Research Paper#Mathematics, Probability, Markov Chains, Combinatorics🔬 ResearchAnalyzed: Jan 3, 2026 17:14
k-Plancherel Measure and Finite Markov Chain
Published:Dec 30, 2025 16:57
•1 min read
•ArXiv
Analysis
This paper explores the $k$-Plancherel measure, a generalization of the Plancherel measure, using a finite Markov chain. It investigates the behavior of this measure as the parameter $k$ and the size $n$ of the partitions change. The study is motivated by the connection to $k$-Schur functions and the convergence to the Plancherel measure. The paper's significance lies in its exploration of a new growth process and its potential to reveal insights into the limiting behavior of $k$-bounded partitions.
Key Takeaways
- •Introduces a growth process on $k$-cores whose stationary distribution is the $k$-Plancherel measure.

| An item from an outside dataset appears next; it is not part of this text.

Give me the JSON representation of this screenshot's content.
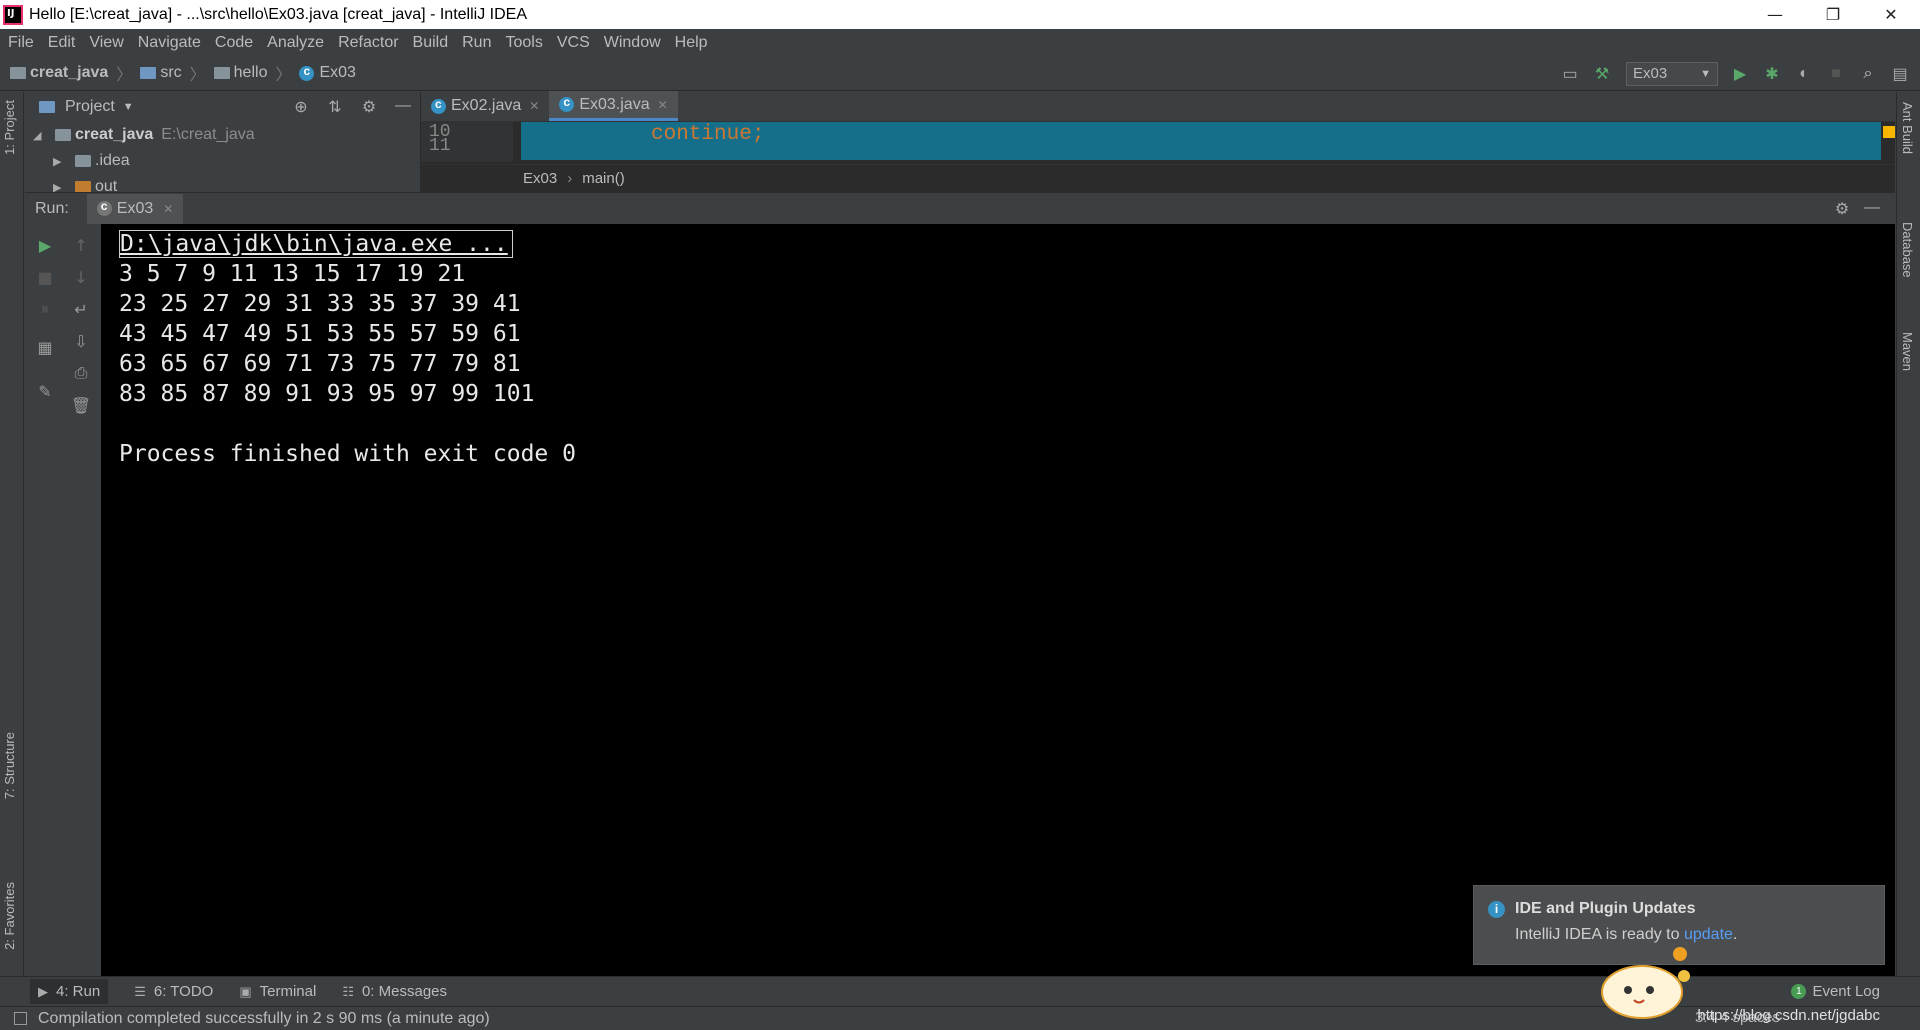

- •Connects the $k$-Plancherel measure to a finite Markov chain with $k!$ states.
- •Conjectures about the limiting behavior of the measure as $n$ approaches infinity for fixed $k$.
- •Initiates the study of these processes and presents theorems and conjectures.
Reference
“The paper initiates the study of these processes, state some theorems and several intriguing conjectures found by computations of the finite Markov chain.”